In They Looked Up and Saw Jesus Only, Jon chronicles the contours of his personal journey, as reflected in his 40 years of editing BRR/ST from 1978–2018. Beginning with C.H. Dodd’s 1946 lecture in England, The Gospel and the Law of Christ, which signaled a turning-point in New Testament studies, Jon then presents highlights from his early writings, which have never been published or have been long out-of-print.
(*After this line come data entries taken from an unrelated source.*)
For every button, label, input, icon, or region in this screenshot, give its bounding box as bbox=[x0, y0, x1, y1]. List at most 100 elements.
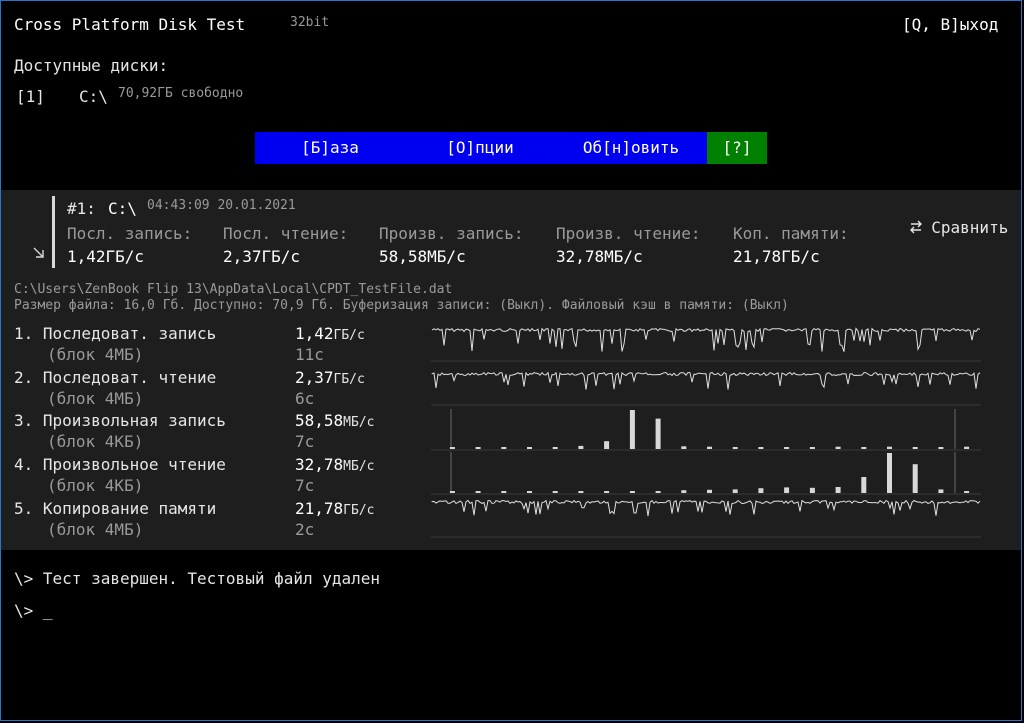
test-result: 32,78МБ/с bbox=[295, 455, 374, 474]
rnd-read-bar bbox=[758, 488, 764, 493]
test-name: 3. Произвольная запись bbox=[14, 411, 226, 431]
test-value: 32,78 bbox=[295, 455, 344, 475]
drive-key[interactable]: [1] bbox=[16, 87, 45, 106]
test-block: (блок 4КБ) bbox=[47, 476, 144, 496]
col-seq-read-value: 2,37ГБ/с bbox=[223, 247, 301, 266]
menu-help-button[interactable]: [?] bbox=[707, 132, 767, 164]
seq-write-graph bbox=[431, 327, 981, 362]
console-prompt[interactable]: \> _ bbox=[14, 601, 53, 620]
col-seq-write-label: Посл. запись: bbox=[67, 224, 193, 243]
rnd-write-bar bbox=[475, 447, 481, 449]
run-number: #1: bbox=[67, 199, 96, 218]
rnd-write-bar bbox=[758, 447, 764, 449]
menu-base-button[interactable]: [Б]аза bbox=[255, 132, 405, 164]
test-unit: ГБ/с bbox=[343, 502, 375, 518]
rnd-write-bar bbox=[835, 446, 841, 449]
rnd-write-bar bbox=[655, 418, 661, 449]
rnd-write-bar bbox=[681, 446, 687, 449]
compare-label: Сравнить bbox=[931, 218, 1009, 237]
rnd-read-bar bbox=[552, 491, 558, 493]
col-rnd-write-label: Произв. запись: bbox=[379, 224, 524, 243]
test-name: 2. Последоват. чтение bbox=[14, 367, 217, 387]
run-drive: C:\ bbox=[108, 199, 137, 218]
rnd-write-bar bbox=[809, 447, 815, 449]
test-block: (блок 4КБ) bbox=[47, 432, 144, 452]
col-rnd-read-label: Произв. чтение: bbox=[556, 224, 701, 243]
test-value: 2,37 bbox=[295, 367, 334, 387]
test-name: 5. Копирование памяти bbox=[14, 498, 217, 518]
rnd-read-bar bbox=[629, 491, 635, 493]
col-memcopy-value: 21,78ГБ/с bbox=[733, 247, 820, 266]
menu-refresh-button[interactable]: Об[н]овить bbox=[555, 132, 707, 164]
rnd-read-bar bbox=[707, 489, 712, 493]
rnd-read-bar bbox=[681, 490, 687, 493]
menu-options-button[interactable]: [О]пции bbox=[405, 132, 555, 164]
test-block: (блок 4МБ) bbox=[47, 345, 144, 364]
seq-read-wave bbox=[431, 371, 981, 390]
rnd-write-bar bbox=[604, 441, 610, 449]
rnd-write-bar bbox=[449, 447, 455, 449]
rnd-write-bar bbox=[861, 447, 867, 449]
col-seq-read-label: Посл. чтение: bbox=[223, 224, 349, 243]
rnd-read-bar bbox=[527, 491, 532, 493]
main-menu: [Б]аза [О]пции Об[н]овить [?] bbox=[255, 132, 767, 164]
col-memcopy-label: Коп. памяти: bbox=[733, 224, 849, 243]
compare-button[interactable]: Сравнить bbox=[890, 199, 1008, 237]
test-value: 21,78 bbox=[295, 498, 344, 518]
rnd-read-bar bbox=[501, 491, 507, 493]
col-rnd-read-value: 32,78МБ/с bbox=[556, 247, 643, 266]
rnd-read-bar bbox=[887, 453, 892, 493]
summary-marker bbox=[52, 196, 55, 268]
rnd-read-graph bbox=[431, 452, 981, 495]
test-value: 1,42 bbox=[295, 324, 334, 343]
rnd-read-bar bbox=[449, 491, 455, 493]
rnd-write-bar bbox=[938, 447, 944, 449]
file-info: Размер файла: 16,0 Гб. Доступно: 70,9 Гб… bbox=[14, 298, 789, 313]
test-name: 1. Последоват. запись bbox=[14, 324, 217, 343]
file-path: C:\Users\ZenBook Flip 13\AppData\Local\C… bbox=[14, 282, 453, 297]
rnd-write-bar bbox=[732, 447, 738, 449]
test-time: 7с bbox=[295, 432, 315, 452]
app-title: Cross Platform Disk Test bbox=[14, 15, 246, 34]
rnd-read-bar bbox=[809, 487, 815, 493]
test-name: 4. Произвольное чтение bbox=[14, 455, 226, 475]
col-seq-write-value: 1,42ГБ/с bbox=[67, 247, 145, 266]
test-time: 6с bbox=[295, 388, 315, 408]
rnd-read-bar bbox=[475, 491, 481, 493]
arch-label: 32bit bbox=[290, 15, 330, 30]
rnd-write-bar bbox=[552, 447, 558, 449]
test-time: 11с bbox=[295, 345, 324, 364]
test-result: 58,58МБ/с bbox=[295, 411, 374, 430]
console-line-1: \> Тест завершен. Тестовый файл удален bbox=[14, 569, 381, 588]
rnd-read-bar bbox=[578, 491, 584, 493]
swap-arrows-icon bbox=[910, 220, 923, 234]
rnd-read-bar bbox=[938, 489, 944, 493]
rnd-write-graph bbox=[431, 409, 981, 451]
rnd-write-bar bbox=[784, 447, 790, 449]
test-result: 1,42ГБ/с bbox=[295, 324, 365, 343]
rnd-write-bar bbox=[501, 447, 507, 449]
run-datetime: 04:43:09 20.01.2021 bbox=[147, 198, 296, 213]
rnd-write-bar bbox=[887, 446, 892, 449]
rnd-read-bar bbox=[835, 487, 841, 493]
test-block: (блок 4МБ) bbox=[47, 388, 144, 408]
drive-free: 70,92ГБ свободно bbox=[118, 86, 244, 101]
drives-heading: Доступные диски: bbox=[14, 56, 169, 75]
corner-arrow-icon[interactable] bbox=[32, 246, 46, 260]
rnd-write-bar bbox=[578, 445, 584, 449]
rnd-write-bar bbox=[527, 447, 532, 449]
test-charts bbox=[431, 327, 981, 538]
rnd-read-bar bbox=[784, 487, 790, 493]
exit-button[interactable]: [Q, В]ыход bbox=[902, 15, 998, 34]
test-value: 58,58 bbox=[295, 411, 344, 431]
rnd-write-bar bbox=[707, 446, 712, 449]
rnd-read-bar bbox=[861, 477, 867, 493]
drive-name[interactable]: C:\ bbox=[79, 87, 108, 106]
test-result: 2,37ГБ/с bbox=[295, 368, 365, 387]
col-rnd-write-value: 58,58МБ/с bbox=[379, 247, 466, 266]
memcopy-wave bbox=[431, 499, 981, 517]
test-unit: ГБ/с bbox=[333, 328, 365, 343]
seq-write-wave bbox=[431, 327, 981, 352]
rnd-read-bar bbox=[604, 491, 610, 493]
rnd-write-bar bbox=[912, 447, 918, 449]
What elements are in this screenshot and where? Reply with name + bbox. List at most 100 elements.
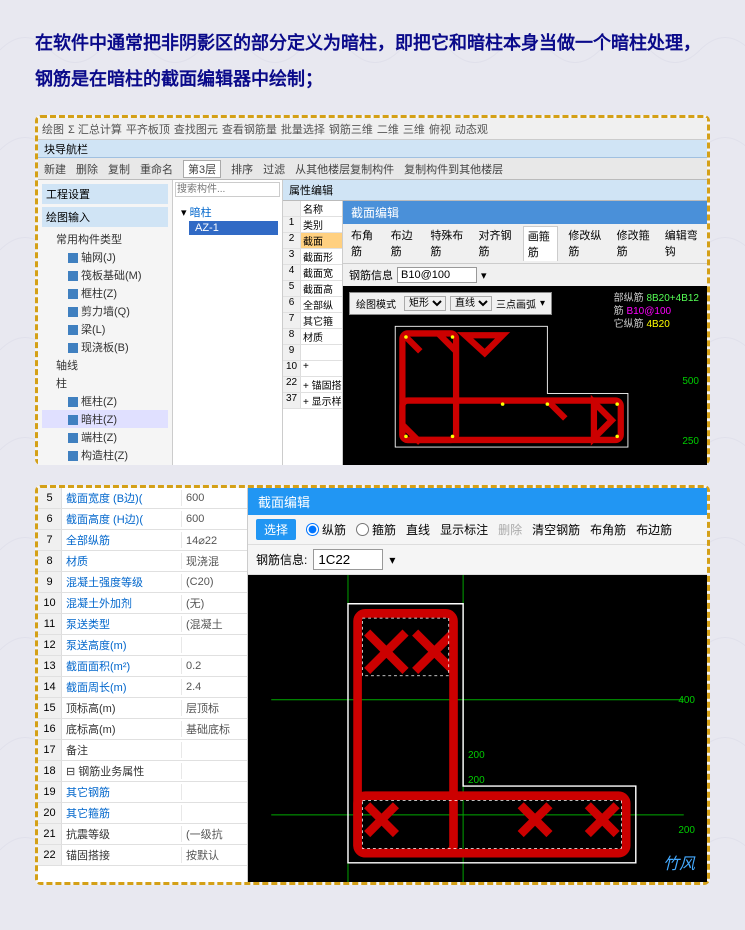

Triggered by his 1972 reflections on “Of God’s Covenant” in the 1742 Philadelphia Confession of Faith, Jon was brought to question the major systems of theology, and began to see that Jesus inaugurated a New Covenant with His blood. This led him to focus on the New imperative to “love one another” as He loved us on the Cross. The “one another” in this love-command led him to realize that there were 58 “one another’s” running like a thread through the New Testament. This, in turn, caused him to ask, “How do the sisters fit in as these one-another’s are worked out in the life of Christ’s body, the ekklesia?” He became convinced that systems of theology generally had marginalized Christ, that most church structures were dominated by “the pastor,” thus minimizing the 58 one-another’s, and that Christ’s work was seen in the New Testament as a “New Exodus,” fulfilling the shadow of the mighty Red Sea exodus. As Augustine Stock put it:
“The coming of Jesus is the new definitive Exodus—this is the burden of the Gospels’ message…The Exodus tradition then seems to be one of the most fundamental in Scripture. All stages of redemptive history subsequent to the first event used the Exodus to explain its own meaning. If modern readers no longer feel completely at home with it, this is only because they have lost their Scriptural heritage to a large degree.” (Cited in a very important book, Echoes of Exodus: Tracing a Biblical Motif, InterVarsity Press, 2018, p. 208; for further, deeper reflection see T. Desmond Alexander, Exodus: Apollos Old Testament Commentary, 2, InterVarsity Press, 2017, 764 pp.)